Dreaded Shin Splints, every runner is familiar with them. The term “shin splints” is
actually a group of symptoms that can involve pain on the medial side or lateral side
of the lower leg. They don’t go away with activity and tend to get worse the more
you try to ignore it. They are terribly painful and can be agonizingly slow in healing.
The cause of the pain can range from a tight calf muscle to a stress fracture. It is
important to be properly diagnosed. This is NOT something to run through. Running
on hard surfaces, or uneven ground, running a lot up hill or down hill and flat feet or
over pronation are common culprits of shin splints. People wanting to get into shape
quickly and do to much to fast to soon often suffer from shin splints. Shin splints
need not be the end of your running. There are solutions that can get your feet back
to the pavement pain free!

Prevention, Treatment, and Rehabilitation.

Prevention of shin splints include:
*Proper footwear—It is important to be fitted properly for running shoes, this
includes being sized properly and using inserts if necessary.
*Warming up before exercise-agilities before just walking out your door and
running will help the muscles prepare for the chore ahead.
*Massage-regular massage can help keep the muscles healthy and flexible.
*Proper coaching on running form-practicing with bad form is just bad practice.
Find a qualified coach and get the proper guidance to get you started.
*Stretching-Warming up before exercise is important, stretching after is just as
important. Five to ten minutes after a run can help you with prevention of shin
splints. Focus on all muscle groups of the legs, find a routine and stick to it.

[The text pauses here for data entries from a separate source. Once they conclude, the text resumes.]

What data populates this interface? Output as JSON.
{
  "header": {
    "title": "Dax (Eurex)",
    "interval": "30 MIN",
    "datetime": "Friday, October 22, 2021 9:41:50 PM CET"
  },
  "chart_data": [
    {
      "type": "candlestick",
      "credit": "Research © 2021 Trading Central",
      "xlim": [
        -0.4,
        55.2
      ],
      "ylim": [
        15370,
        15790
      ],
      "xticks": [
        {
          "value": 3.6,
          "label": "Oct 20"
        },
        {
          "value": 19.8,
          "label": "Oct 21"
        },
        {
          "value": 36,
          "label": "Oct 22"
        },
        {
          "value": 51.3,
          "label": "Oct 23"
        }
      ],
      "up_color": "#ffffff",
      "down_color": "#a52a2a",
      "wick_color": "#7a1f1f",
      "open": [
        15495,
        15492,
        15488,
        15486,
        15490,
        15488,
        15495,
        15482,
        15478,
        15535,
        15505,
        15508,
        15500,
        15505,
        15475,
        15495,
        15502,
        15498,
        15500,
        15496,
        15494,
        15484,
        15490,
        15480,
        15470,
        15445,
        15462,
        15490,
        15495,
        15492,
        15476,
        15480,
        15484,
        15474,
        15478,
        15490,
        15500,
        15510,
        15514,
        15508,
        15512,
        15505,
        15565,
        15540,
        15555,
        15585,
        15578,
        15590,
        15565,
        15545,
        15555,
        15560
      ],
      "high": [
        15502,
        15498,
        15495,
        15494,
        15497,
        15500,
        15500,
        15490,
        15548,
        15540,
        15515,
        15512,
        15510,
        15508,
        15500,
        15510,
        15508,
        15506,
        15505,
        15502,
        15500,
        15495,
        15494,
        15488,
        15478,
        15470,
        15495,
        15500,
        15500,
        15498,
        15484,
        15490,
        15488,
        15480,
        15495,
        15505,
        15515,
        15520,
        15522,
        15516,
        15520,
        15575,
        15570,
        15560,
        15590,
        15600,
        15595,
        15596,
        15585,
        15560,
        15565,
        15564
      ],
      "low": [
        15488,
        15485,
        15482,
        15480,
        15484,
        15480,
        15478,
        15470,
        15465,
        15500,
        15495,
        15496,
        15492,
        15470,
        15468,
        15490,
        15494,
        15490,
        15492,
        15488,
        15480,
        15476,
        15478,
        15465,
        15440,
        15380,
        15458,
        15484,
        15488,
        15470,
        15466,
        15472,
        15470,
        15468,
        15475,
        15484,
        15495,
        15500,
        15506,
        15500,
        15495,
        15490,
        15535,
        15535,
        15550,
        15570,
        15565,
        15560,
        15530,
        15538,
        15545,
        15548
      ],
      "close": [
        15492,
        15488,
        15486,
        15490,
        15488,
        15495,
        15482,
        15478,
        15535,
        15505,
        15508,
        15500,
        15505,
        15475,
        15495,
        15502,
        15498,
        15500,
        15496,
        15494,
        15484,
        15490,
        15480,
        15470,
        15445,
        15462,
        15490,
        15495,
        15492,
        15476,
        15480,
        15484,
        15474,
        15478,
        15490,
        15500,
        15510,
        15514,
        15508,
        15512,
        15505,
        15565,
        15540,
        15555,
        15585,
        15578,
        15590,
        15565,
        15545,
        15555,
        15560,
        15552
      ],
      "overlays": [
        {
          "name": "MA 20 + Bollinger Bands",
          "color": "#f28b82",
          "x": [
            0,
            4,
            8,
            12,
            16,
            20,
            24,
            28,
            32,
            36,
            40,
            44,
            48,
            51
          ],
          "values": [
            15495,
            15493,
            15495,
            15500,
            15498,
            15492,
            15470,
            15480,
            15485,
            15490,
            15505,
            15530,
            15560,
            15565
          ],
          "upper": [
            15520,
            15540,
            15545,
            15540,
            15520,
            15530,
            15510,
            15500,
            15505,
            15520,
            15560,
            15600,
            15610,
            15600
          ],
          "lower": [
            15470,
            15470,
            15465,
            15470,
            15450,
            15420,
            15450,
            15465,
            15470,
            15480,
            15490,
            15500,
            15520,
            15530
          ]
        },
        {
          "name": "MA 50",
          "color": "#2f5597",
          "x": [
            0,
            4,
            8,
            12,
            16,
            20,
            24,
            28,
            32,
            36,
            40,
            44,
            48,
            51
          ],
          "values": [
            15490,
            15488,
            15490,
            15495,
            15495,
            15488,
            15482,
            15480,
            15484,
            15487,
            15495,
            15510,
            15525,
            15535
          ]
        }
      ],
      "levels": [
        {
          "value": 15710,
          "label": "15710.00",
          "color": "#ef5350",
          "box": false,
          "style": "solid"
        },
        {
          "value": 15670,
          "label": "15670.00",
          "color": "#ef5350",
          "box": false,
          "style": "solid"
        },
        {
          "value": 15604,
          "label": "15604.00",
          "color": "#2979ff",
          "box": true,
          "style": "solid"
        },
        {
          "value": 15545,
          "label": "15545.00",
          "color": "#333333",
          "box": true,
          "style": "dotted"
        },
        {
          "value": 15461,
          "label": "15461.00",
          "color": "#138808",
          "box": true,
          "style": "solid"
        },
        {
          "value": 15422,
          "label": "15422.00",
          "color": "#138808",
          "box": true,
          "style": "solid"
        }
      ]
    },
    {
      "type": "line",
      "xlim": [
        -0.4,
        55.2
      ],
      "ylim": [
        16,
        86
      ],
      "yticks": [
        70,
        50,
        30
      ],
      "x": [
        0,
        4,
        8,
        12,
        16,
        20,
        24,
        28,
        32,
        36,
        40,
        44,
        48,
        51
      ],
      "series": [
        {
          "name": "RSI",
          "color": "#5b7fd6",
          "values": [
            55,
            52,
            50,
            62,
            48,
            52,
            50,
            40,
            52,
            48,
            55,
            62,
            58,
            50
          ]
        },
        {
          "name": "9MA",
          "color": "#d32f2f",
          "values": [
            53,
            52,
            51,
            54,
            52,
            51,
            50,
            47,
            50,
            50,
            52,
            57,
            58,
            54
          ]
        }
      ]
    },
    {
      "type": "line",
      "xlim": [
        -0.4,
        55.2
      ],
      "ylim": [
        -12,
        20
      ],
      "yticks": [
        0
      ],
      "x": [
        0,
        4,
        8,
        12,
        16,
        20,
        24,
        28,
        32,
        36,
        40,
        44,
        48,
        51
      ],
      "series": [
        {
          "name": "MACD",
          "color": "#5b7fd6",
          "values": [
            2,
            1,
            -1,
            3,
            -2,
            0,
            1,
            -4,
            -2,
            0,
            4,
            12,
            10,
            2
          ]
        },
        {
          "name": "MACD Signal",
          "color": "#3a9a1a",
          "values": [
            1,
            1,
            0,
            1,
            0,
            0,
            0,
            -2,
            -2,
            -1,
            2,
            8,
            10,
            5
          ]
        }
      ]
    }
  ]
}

Treatment of shin splints include:
*Rest-This means “no” running. Often athletes just slow down the running or run a
little less. Rest means just that…rest. Running can resume when you are pain free.
*Ice-Ice is best used for no longer than 20 minutes on 20 minutes off. The cycle can
be repeated several times throughout the day. Ice in the early stages helps with pain
and inflammation.
*Heat-Heat can be used after the initial stage to relax the muscles and to help with a
stretch.
*Stretching-Since tight calf muscles are often associated with shin splints, stretching
is often part of the treatment.

Rehabilitation of shin splints include:
*Coming back to activity slowly-Start with walk/jog and increase gradually to short
runs. Pain should be your guide. Only you know how it feels, no exact formula works
for everyone.

*Massage-As in prevention and treatment, massage helps stretch, elongate and bring
fresh oxygenated blood to the tissue. Find a qualified Massage Therapist who is
familiar with shin splints and other common running injuries
*Stretching-as you work yourself back stretching after even the shortest of work
outs is important.
*Cross Train-Not being able to run does not mean not being able to exercise. Biking
and swimming are great alternatives for a great cardiovascular workout.